Energie sparen? Gut und schön!

Gleichzeitig machten wir die Erfahrung, dass unser Stromverbrauch nicht dem Durchschnitt entspricht. So wurden wir denn letztes Jahr "gestraft", bekamen einen neuen Zähler und wurden kontrolliert ob wir denn abgezapft hätten.....

Wasser - das gleiche Thema! Auch da liegt unser Verbrauch weit hinter dem Durchschnitt zurück. Nun sind wir ganz gespannt, wann auch dieser Zähler gewechselt wird ;-)

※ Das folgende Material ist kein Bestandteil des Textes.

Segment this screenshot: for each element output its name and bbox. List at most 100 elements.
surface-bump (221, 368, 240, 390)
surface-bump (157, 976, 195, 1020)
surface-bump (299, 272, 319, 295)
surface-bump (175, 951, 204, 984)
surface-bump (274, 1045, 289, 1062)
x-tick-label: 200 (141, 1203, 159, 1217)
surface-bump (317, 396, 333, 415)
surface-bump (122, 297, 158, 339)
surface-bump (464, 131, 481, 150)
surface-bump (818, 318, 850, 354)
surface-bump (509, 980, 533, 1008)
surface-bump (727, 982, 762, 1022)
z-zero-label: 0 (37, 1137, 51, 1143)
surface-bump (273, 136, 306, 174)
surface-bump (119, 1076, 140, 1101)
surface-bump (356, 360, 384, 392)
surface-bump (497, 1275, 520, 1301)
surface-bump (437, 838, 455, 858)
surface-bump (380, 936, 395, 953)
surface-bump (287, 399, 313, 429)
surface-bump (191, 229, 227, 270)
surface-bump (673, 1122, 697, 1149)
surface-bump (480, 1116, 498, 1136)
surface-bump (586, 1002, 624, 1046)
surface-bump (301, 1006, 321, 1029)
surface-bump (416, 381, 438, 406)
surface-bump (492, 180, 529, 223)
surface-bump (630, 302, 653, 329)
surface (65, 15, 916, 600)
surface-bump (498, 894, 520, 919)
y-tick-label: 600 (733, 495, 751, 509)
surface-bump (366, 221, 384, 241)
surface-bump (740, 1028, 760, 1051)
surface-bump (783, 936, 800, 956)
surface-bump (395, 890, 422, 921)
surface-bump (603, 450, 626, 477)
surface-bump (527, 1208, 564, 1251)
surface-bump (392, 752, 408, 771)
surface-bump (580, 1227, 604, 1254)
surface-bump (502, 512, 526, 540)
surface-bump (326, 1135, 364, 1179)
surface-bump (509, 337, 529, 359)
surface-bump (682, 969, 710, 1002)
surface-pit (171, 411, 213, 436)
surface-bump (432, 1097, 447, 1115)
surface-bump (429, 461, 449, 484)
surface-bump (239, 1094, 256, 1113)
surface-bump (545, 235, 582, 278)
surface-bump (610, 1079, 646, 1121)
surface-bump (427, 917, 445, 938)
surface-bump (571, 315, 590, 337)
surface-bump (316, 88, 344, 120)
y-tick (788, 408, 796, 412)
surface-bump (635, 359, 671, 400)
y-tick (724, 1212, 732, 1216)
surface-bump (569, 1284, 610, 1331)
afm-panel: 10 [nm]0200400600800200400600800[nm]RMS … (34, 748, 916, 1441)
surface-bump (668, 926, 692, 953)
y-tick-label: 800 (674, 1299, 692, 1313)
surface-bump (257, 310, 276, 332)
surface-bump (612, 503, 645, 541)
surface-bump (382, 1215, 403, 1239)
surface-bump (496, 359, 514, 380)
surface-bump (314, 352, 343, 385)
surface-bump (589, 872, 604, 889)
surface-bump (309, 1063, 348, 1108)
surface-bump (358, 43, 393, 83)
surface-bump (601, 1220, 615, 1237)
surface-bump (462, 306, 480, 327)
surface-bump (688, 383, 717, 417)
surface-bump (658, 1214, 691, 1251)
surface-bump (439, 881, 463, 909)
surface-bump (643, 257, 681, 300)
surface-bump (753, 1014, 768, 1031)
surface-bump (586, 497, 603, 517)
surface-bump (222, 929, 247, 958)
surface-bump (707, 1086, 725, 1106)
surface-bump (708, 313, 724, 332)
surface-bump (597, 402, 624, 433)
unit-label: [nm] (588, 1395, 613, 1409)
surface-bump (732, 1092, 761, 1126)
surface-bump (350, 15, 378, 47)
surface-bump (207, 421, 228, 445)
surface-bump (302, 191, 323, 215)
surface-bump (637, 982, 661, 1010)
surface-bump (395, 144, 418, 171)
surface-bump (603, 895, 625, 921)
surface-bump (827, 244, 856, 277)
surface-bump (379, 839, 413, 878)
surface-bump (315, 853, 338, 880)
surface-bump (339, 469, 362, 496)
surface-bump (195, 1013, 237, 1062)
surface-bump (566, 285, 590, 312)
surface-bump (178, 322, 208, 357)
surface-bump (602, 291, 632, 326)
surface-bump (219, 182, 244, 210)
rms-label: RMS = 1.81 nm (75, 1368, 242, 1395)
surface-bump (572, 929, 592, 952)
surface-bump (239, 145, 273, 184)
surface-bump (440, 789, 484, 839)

Eigentlich ist es egal was der Bürger tut - falsch ist es immer! Schade drum, könnte man doch ohne Mühe und Verzicht soooo viele Resourcen sparen. Wirklich gewünscht, obwohl in aller Munde, ist es nicht....

LG auch F nach S

Tika u. Familie

Anonym hat gesagt…

Sorry, gemeint war:

LG aus F nach S


Ups, frau sollte erst korrigieren und dann senden.......

Kap Horn hat gesagt…

Bonjour Tika!

Deine Gruesse kamen auch mit "auch" richtig an, Danke.

Nein, gewuenscht ist es nicht denn "Weniger statt Mehr" ist eine aktive Wahl und setzt ein gewisses Mass an Selbstbestimmung voraus.
Erwuenscht ist es schon zwei mal nicht, denn das passt den Kapitalisten ueberhaupt nicht in den Kram denn der will ja die "Konsumgesellschaft".

Sparen ist nicht gewuenscht, denn das setzt ein gewisses Mass an Verzicht voraus, und der will bekanntlich geuebt sein.

Noch haben viele Menschen in der westlichen Welt die Möglichkeit es freiwillig zu tun...aber wie lange noch?

LG aus NL (Rotterdam) nach F bald unterwegs nach NO!